Since late 2024, the metal has posted new highs with striking frequency, fueled by tight supply and growing industrial demand.
The rally has been dramatic. Silver rose about 165% in 2025 and is already up roughly 30% in the first three weeks of 2026 alone, adding an estimated $1.2 trillion in market value.
Schiff seized on the milestone to deliver another stark warning for Bitcoin holders.
“What’s happening with silver is about to happen with Bitcoin, only in reverse,” Schiff wrote on X . “Silver’s spectacular rise will usher in Bitcoin’s catastrophic collapse. Don’t say I didn’t warn you.”
The comment immediately reignited debate between traditional asset proponents and crypto supporters, a familiar battleground for Schiff, who has spent years criticizing Bitcoin as fundamentally worthless.
Why Silver Is Surging—and Bitcoin Isn’t
Silver’s rally has been driven less by speculation and more by real-world demand pressures.
The metal plays a critical role in solar panels, electric vehicles, and advanced electronics, sectors that have expanded rapidly as governments and corporations invest heavily in green energy and AI infrastructure.
Demand from data centers and semiconductor manufacturing has further strained supply, creating persistent deficits that have pushed prices higher.
Bitcoin, by contrast, has struggled to match silver’s momentum.
Despite a brief rally earlier this month that pushed BTC above $97,000, the asset has failed to sustain a breakout.
Broader market uncertainty, including renewed trade tensions sparked by President Donald Trump’s tariff threats, has kept risk assets under pressure.
While Bitcoin continues to attract institutional interest through ETFs and ongoing legislative efforts in Washington.
Its growing correlation with equities has limited upside during periods of macro stress.
A Familiar Warning From a Familiar Critic
Schiff’s bearish stance on Bitcoin is hardly new.
Over the years, he has repeatedly predicted BTC’s collapse—by some counts more than a dozen times—often urging investors to abandon the digital asset in favor of gold and silver miners.
Many of those calls have aged poorly.

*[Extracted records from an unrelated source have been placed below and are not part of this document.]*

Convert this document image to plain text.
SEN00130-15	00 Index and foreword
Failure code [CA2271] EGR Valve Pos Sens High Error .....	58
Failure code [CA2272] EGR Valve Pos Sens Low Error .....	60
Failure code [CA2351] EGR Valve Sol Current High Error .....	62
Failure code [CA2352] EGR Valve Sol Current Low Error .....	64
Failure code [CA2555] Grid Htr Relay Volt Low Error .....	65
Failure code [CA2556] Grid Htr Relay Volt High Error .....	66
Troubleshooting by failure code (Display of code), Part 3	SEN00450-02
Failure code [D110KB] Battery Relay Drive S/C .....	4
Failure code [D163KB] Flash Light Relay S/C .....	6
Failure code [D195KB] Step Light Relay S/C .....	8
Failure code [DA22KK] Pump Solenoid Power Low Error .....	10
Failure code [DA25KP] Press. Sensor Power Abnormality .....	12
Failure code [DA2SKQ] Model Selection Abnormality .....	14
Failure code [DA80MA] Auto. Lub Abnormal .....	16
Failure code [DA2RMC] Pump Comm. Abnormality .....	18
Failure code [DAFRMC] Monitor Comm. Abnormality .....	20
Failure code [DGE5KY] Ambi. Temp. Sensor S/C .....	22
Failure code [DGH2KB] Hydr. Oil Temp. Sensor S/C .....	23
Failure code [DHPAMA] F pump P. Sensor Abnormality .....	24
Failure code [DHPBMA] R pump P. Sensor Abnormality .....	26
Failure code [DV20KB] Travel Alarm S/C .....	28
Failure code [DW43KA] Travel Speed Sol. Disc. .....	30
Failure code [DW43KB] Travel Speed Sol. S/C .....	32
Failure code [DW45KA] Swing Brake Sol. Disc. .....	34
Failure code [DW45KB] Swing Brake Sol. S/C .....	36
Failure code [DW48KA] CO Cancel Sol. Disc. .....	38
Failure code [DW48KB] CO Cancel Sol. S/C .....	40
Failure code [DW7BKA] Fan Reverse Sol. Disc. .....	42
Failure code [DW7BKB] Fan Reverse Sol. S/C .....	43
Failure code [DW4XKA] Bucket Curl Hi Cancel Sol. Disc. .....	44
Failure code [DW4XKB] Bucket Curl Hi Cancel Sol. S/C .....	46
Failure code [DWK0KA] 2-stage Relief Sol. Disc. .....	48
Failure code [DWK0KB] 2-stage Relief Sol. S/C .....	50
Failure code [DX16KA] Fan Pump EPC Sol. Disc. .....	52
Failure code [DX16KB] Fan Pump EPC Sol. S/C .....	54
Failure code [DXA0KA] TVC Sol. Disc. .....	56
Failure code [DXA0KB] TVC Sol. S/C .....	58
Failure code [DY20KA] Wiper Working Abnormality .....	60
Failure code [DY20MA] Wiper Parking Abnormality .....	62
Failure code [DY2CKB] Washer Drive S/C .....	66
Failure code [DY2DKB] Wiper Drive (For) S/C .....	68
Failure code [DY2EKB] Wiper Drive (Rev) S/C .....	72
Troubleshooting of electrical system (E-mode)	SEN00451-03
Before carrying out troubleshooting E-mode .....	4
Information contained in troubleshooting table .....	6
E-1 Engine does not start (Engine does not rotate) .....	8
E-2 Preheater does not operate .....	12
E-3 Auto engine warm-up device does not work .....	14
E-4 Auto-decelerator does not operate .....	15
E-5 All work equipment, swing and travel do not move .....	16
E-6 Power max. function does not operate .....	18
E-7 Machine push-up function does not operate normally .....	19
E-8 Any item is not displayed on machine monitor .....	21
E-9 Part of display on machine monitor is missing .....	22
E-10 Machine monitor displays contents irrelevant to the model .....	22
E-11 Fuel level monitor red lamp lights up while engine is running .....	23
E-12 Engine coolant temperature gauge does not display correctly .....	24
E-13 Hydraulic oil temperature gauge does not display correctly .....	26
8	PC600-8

Bitcoin has gone on to set multiple all-time highs despite Schiff’s warnings, including repeatedly approaching levels he once said it would never reach.

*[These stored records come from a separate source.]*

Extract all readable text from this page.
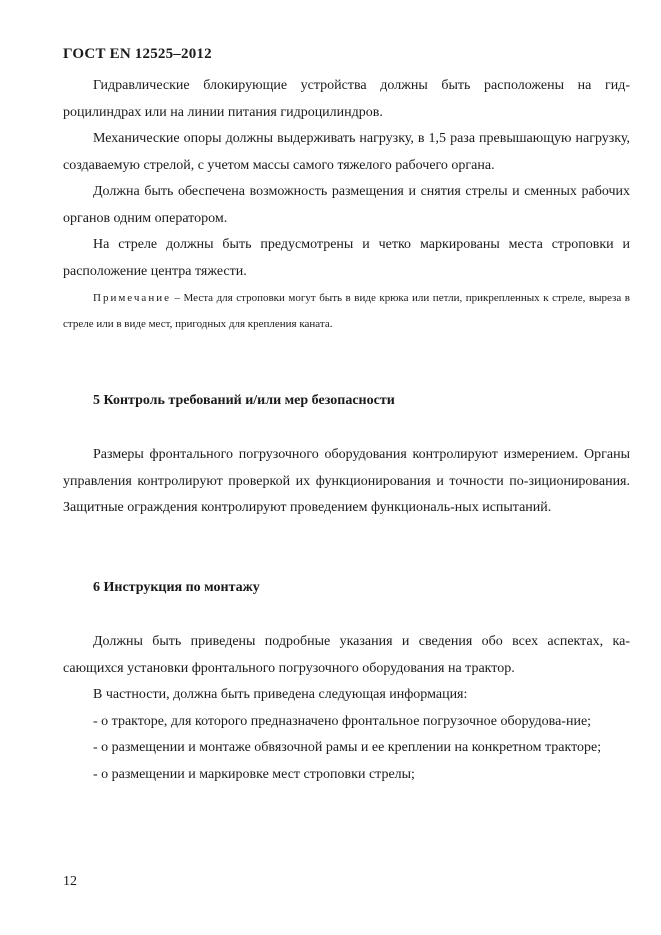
ГОСТ EN 12525–2012

Гидравлические блокирующие устройства должны быть расположены на гид-роцилиндрах или на линии питания гидроцилиндров.

Механические опоры должны выдерживать нагрузку, в 1,5 раза превышающую нагрузку, создаваемую стрелой, с учетом массы самого тяжелого рабочего органа.

Должна быть обеспечена возможность размещения и снятия стрелы и сменных рабочих органов одним оператором.

На стреле должны быть предусмотрены и четко маркированы места строповки и расположение центра тяжести.

Примечание – Места для строповки могут быть в виде крюка или петли, прикрепленных к стреле, выреза в стреле или в виде мест, пригодных для крепления каната.

5 Контроль требований и/или мер безопасности

Размеры фронтального погрузочного оборудования контролируют измерением. Органы управления контролируют проверкой их функционирования и точности по-зиционирования. Защитные ограждения контролируют проведением функциональ-ных испытаний.

6 Инструкция по монтажу

Должны быть приведены подробные указания и сведения обо всех аспектах, ка-сающихся установки фронтального погрузочного оборудования на трактор.

В частности, должна быть приведена следующая информация:

- о тракторе, для которого предназначено фронтальное погрузочное оборудова-ние;

- о размещении и монтаже обвязочной рамы и ее креплении на конкретном тракторе;

- о размещении и маркировке мест строповки стрелы;

12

Still, Schiff remains consistent in his core argument. He believes Bitcoin lacks intrinsic value, especially when compared to commodities like silver, which have clear industrial uses.
In his view, Bitcoin’s price is driven by hype and speculative excess rather than utility, making it vulnerable to a rapid unwind.

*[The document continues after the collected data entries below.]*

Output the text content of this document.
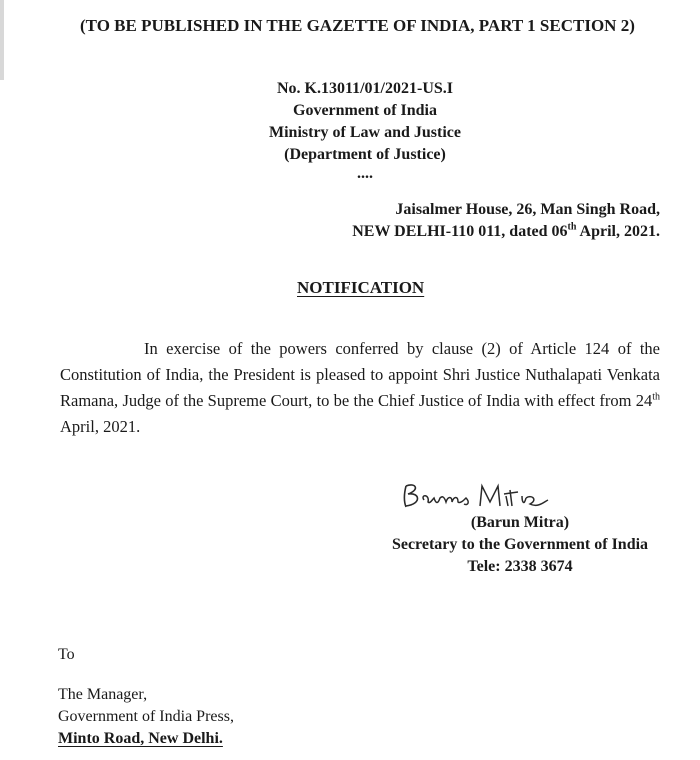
(TO BE PUBLISHED IN THE GAZETTE OF INDIA, PART 1 SECTION 2)
No. K.13011/01/2021-US.I
Government of India
Ministry of Law and Justice
(Department of Justice)
....
Jaisalmer House, 26, Man Singh Road,
NEW DELHI-110 011, dated 06th April, 2021.
NOTIFICATION
In exercise of the powers conferred by clause (2) of Article 124 of the Constitution of India, the President is pleased to appoint Shri Justice Nuthalapati Venkata Ramana, Judge of the Supreme Court, to be the Chief Justice of India with effect from 24th April, 2021.
(Barun Mitra)
Secretary to the Government of India
Tele: 2338 3674
To
The Manager,
Government of India Press,
Minto Road, New Delhi.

He has likened Bitcoin’s rise to historical bubbles, arguing that when sentiment turns, the downside will be swift and unforgiving.
Is Bitcoin Facing a Bigger Test?
Bitcoin now sits in a complex phase of its post-halving cycle. Historically, the year following a halving has delivered strong gains, but the current cycle has looked less decisive.
Institutional inflows have softened at times, retail enthusiasm has cooled, and macro risks—from tariffs to geopolitical tensions—continue to weigh on sentiment.
Still, the market has yet to experience the kind of cascading collapse that defined past downturns, such as the ICO bust of 2017 or the FTX implosion in 2022.
The sharp sell-off on Oct. 10 rattled confidence, but the market recovered, reinforcing the view among many crypto proponents that Bitcoin has matured.
Reactions to Schiff’s latest warning reflect that divide.
Supporters of precious metals point to silver’s tangible utility and supply constraints as evidence of lasting value.
Bitcoin advocates, meanwhile, dismissed Schiff’s comments, mocking his track record and accusing him of applying double standards—calling silver pullbacks “buying opportunities” while framing any Bitcoin dip as proof of failure.
For now, silver continues its historic run, and Bitcoin remains range-bound. Whether Schiff’s latest prediction proves prescient or joins his long list of missed calls will depend on how markets digest the next wave of macro and regulatory developments.
One thing is certain: the long-running clash between hard-money traditionalists and crypto believers is far from over.